September 16, 2004

Why I love Ruby

zippedFiles =
  Dir.new(dir).entries.sort.reverse.delete_if { |x| ! (x =~ /gz$/) }
'nuff said.

Okay, there is more to say.

First of all, what does this line of code do? It goes through every file in the given directory, sort them in reverse order while excluding any file that doesn't end in ".gz".

This code ported to Java is quite intimidating:

List<String> result = new ArrayList<String>();

File f = new File(directory);
for (String fileName : f.list()) {
  if (fileName.endsWith(".gz")) {
    result.add(fileName);
  }
}

Collections.sort(result, new Comparator<String>() {
  public int compare(String o1, String o2) {
    return o2.compareTo(o1);
  }
   public boolean equals(Object o) {
    return super.equals(o);
  }
});
This code comes from a log analyzer utility that I wrote some time ago. It goes through the Apache log of my Web server and allows me to easily plug-in listeners to collect various kinds of statistics.

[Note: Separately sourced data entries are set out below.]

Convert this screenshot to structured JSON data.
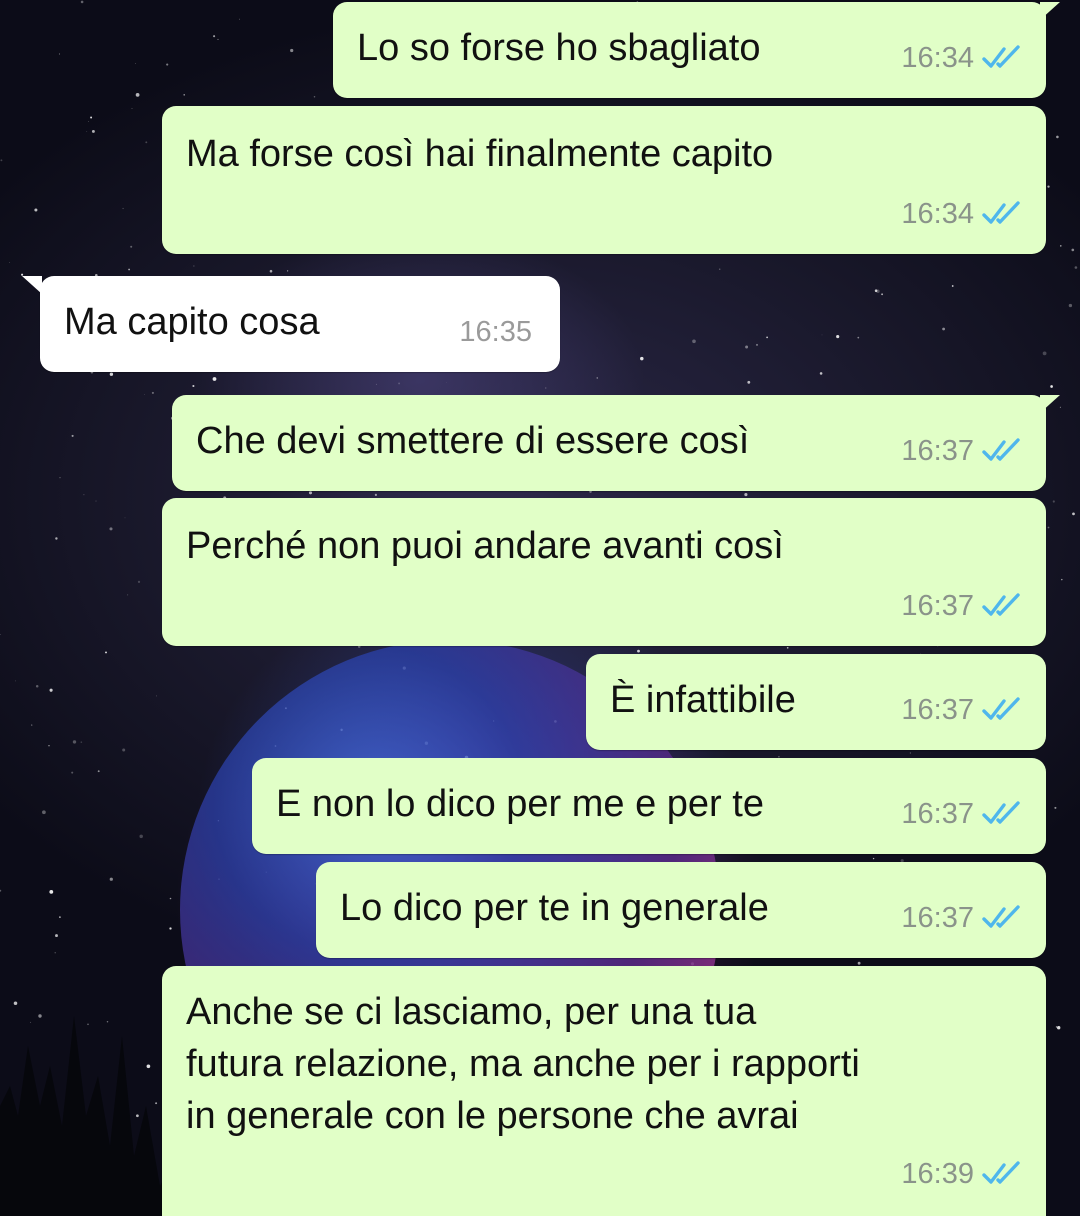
{
  "messages": [
    {
      "text": "Lo so forse ho sbagliato",
      "time": "16:34",
      "direction": "outgoing",
      "status": "read"
    },
    {
      "text": "Ma forse così hai finalmente capito",
      "time": "16:34",
      "direction": "outgoing",
      "status": "read"
    },
    {
      "text": "Ma capito cosa",
      "time": "16:35",
      "direction": "incoming"
    },
    {
      "text": "Che devi smettere di essere così",
      "time": "16:37",
      "direction": "outgoing",
      "status": "read"
    },
    {
      "text": "Perché non puoi andare avanti così",
      "time": "16:37",
      "direction": "outgoing",
      "status": "read"
    },
    {
      "text": "È infattibile",
      "time": "16:37",
      "direction": "outgoing",
      "status": "read"
    },
    {
      "text": "E non lo dico per me e per te",
      "time": "16:37",
      "direction": "outgoing",
      "status": "read"
    },
    {
      "text": "Lo dico per te in generale",
      "time": "16:37",
      "direction": "outgoing",
      "status": "read"
    },
    {
      "text": "Anche se ci lasciamo, per una tua\nfutura relazione, ma anche per i rapporti\nin generale con le persone che avrai",
      "time": "16:39",
      "direction": "outgoing",
      "status": "read"
    }
  ],
  "colors": {
    "outgoing_bubble": "#e1ffc7",
    "incoming_bubble": "#ffffff",
    "read_tick": "#4fb6ec",
    "timestamp": "#8a938a"
  },
  "icons": {
    "read_receipt": "double-check-icon"
  }
}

This utility has provided me with a flexible log analyzer framework into which I have plugged various additional loggers these past months.

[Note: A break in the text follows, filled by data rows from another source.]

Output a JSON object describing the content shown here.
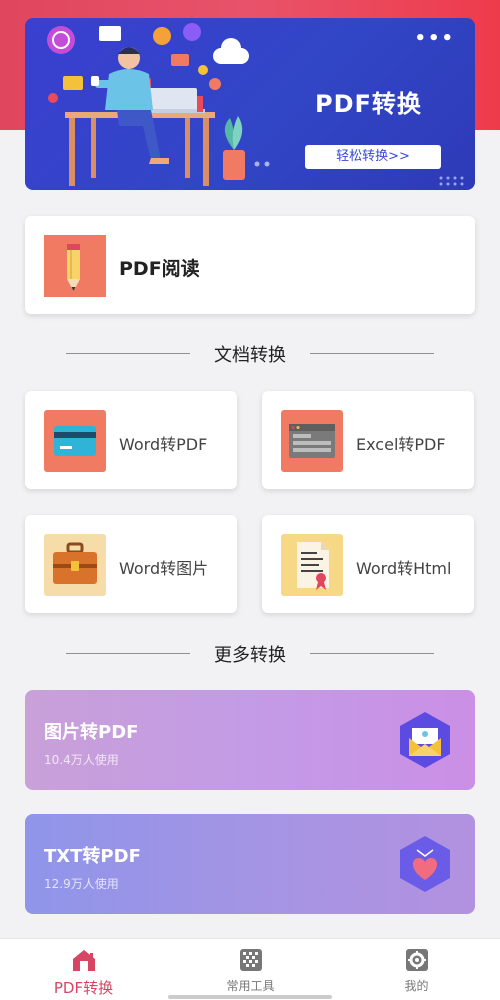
{
  "banner": {
    "title": "PDF转换",
    "button_label": "轻松转换>>",
    "more_dots": "•••"
  },
  "read_card": {
    "label": "PDF阅读"
  },
  "section_doc": {
    "title": "文档转换"
  },
  "doc_tools": [
    {
      "label": "Word转PDF",
      "icon": "credit-card-icon",
      "color": "#f07b62"
    },
    {
      "label": "Excel转PDF",
      "icon": "browser-window-icon",
      "color": "#f07b62"
    },
    {
      "label": "Word转图片",
      "icon": "briefcase-icon",
      "color": "#f5dca8"
    },
    {
      "label": "Word转Html",
      "icon": "certificate-document-icon",
      "color": "#f6d886"
    }
  ],
  "section_more": {
    "title": "更多转换"
  },
  "more_tools": [
    {
      "label": "图片转PDF",
      "usage": "10.4万人使用",
      "icon": "envelope-icon"
    },
    {
      "label": "TXT转PDF",
      "usage": "12.9万人使用",
      "icon": "heart-tag-icon"
    }
  ],
  "tabbar": {
    "tabs": [
      {
        "label": "PDF转换",
        "icon": "home-icon",
        "active": true
      },
      {
        "label": "常用工具",
        "icon": "tools-grid-icon",
        "active": false
      },
      {
        "label": "我的",
        "icon": "settings-gear-icon",
        "active": false
      }
    ]
  },
  "colors": {
    "accent": "#d74565",
    "banner_bg": "#3146c6",
    "top_gradient": "#e0465e"
  }
}
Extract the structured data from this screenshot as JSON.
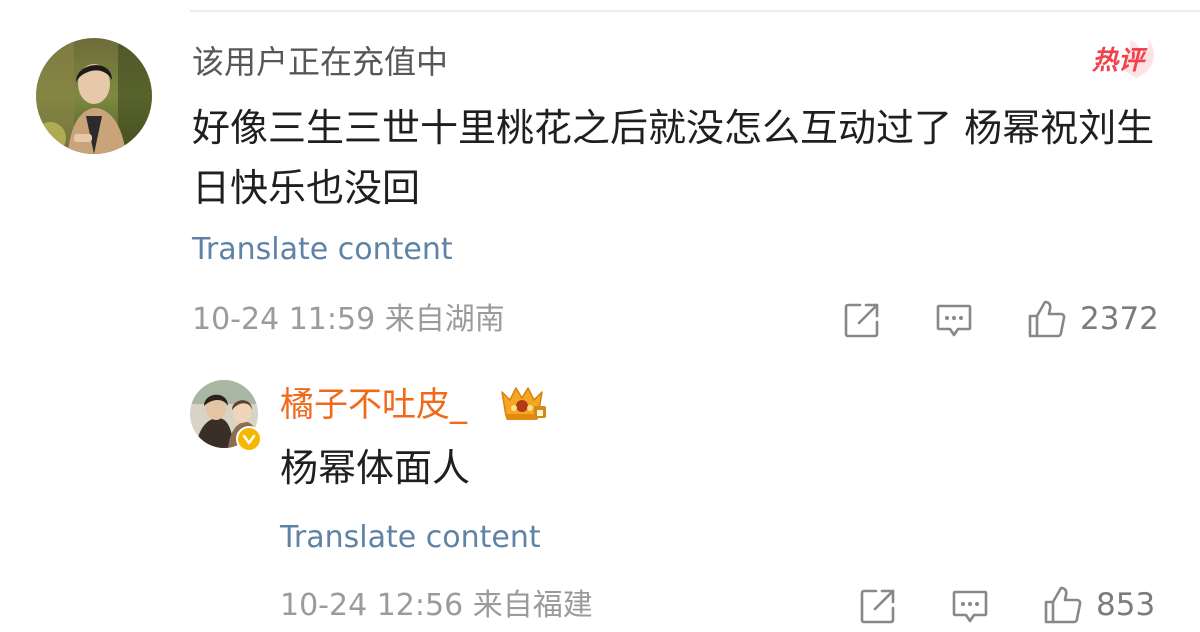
{
  "comment": {
    "username": "该用户正在充值中",
    "hot_badge": "热评",
    "content": "好像三生三世十里桃花之后就没怎么互动过了  杨幂祝刘生日快乐也没回",
    "translate_label": "Translate content",
    "time": "10-24 11:59",
    "location": "来自湖南",
    "like_count": "2372",
    "avatar_icon": "user-avatar",
    "accent_color": "#5f83a6"
  },
  "reply": {
    "username": "橘子不吐皮_",
    "content": "杨幂体面人",
    "translate_label": "Translate content",
    "time": "10-24 12:56",
    "location": "来自福建",
    "like_count": "853",
    "name_color": "#f16a1b",
    "badge_icon": "crown-badge-icon",
    "verified_icon": "verified-badge-icon"
  }
}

Since I hadn't taken a look at this code in a few months, I was quite happy to realize that it passes the "six-month readability test". A language that has never passed this test for me is Perl. Perl might be a powerful language but if you stop using it for six months, you will need a book to reread your own code and a personal trainer just to modify it.

So I was quite happy to understand my old Ruby code right away, even in the most idiomatic sections such as the one I pasted above. The code carries its intent clearly thanks to aptly-name methods and closures are, as usual, as pleasant to use as they are powerful.

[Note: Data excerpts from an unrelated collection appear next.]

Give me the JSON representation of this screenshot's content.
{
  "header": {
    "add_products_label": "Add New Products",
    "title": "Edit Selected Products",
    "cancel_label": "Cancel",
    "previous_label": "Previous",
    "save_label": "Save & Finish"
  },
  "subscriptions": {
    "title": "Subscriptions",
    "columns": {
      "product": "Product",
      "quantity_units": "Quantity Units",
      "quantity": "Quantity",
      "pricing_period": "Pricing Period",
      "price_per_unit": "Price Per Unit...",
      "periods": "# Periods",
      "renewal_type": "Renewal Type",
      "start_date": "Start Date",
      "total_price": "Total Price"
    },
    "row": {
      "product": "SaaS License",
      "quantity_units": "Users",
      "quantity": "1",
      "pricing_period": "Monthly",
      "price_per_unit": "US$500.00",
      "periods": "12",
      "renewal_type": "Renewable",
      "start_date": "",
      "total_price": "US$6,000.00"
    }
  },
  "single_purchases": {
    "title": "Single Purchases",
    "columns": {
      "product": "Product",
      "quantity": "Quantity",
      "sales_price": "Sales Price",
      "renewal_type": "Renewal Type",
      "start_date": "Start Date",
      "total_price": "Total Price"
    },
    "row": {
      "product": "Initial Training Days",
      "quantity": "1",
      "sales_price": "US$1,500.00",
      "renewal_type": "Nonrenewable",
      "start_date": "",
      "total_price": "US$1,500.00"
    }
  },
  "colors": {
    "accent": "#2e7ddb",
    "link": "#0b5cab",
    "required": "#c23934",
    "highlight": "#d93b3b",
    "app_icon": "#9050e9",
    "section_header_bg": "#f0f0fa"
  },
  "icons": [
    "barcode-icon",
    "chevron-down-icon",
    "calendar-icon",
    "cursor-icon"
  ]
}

There is a problem with my log analyzer, though, which is the reason why I am revisiting it today: it's pretty slow. It takes about five minutes to run through a month of logs, which I find unacceptable. Therefore, I want to port it to a different language.

While I love Ruby, I have to say I like Groovy even more, because it gives me the same flexibility as Ruby with the familiar Java syntax on top of it. However, I have had some bad experiences with the current versions of Groovy and as far as I can tell from the mailing-list, the stability of the compiler still leaves a lot to be desired.

Exit Groovy (for now). So it will probably be Java or C#. I am hoping the poor performance comes from the Ruby interpreter and not from my code, but I will find out soon enough.

Posted by cedric at September 16, 2004 01:10 PM

Comments

String already implements Comparable? Collections.sort(result) should be sufficient?

Posted by: Eoin at September 16, 2004 02:49 PM

The problem is I need to sort them in reverse order...

The STL allowed to address this kind of problem pretty well but I can't think of a way to do this in Java without supplying my own Comparator.

Anyone?

Posted by: Cedric at September 16, 2004 02:55 PM

FWIW, zsh: ls -rd ^*.gz

Not that this helps you very much ...

Posted by: Doug L. at September 16, 2004 03:06 PM

Collections.sort(result, Collections.reverseOrder());

Posted by: Scott at September 16, 2004 03:07 PM

Here is a groovier version:

gzippedFiles = new java.io.File(args[0]).listFiles().toList().sort().reverse().findAll { it =~ "gz$" }

Posted by: Sam Pullara at September 16, 2004 03:23 PM

What is it about stuffing as much code into one line as possible that seems attractive? I've only dabbled in Ruby, but agree that its damn nice (really should have another look at what support is around in IDEs, I dont like typing).

You're also forgetting java's FilenameFilter:


List files = Arrays.asList(new File(directory).listFiles(new FilenameFilter()
{
public boolean accept(File dir, String name)
{
return name.endsWith(".gz");
}
}));
Collections.sort(files, Collections.reverseOrder());


Posted by: Dmitri Colebatch at September 16, 2004 05:49 PM

I meant to add - that the only nice thing you're demonstrating there are closures, which yes - are damn nice (o:

Posted by: Dmitri Colebatch at September 16, 2004 06:05 PM

If you only run this stuff once a month, and it takes 5 minutes, then that's an hour for a whole year. How much time are you going to waste optimizing this? More than an hour, I guess :-)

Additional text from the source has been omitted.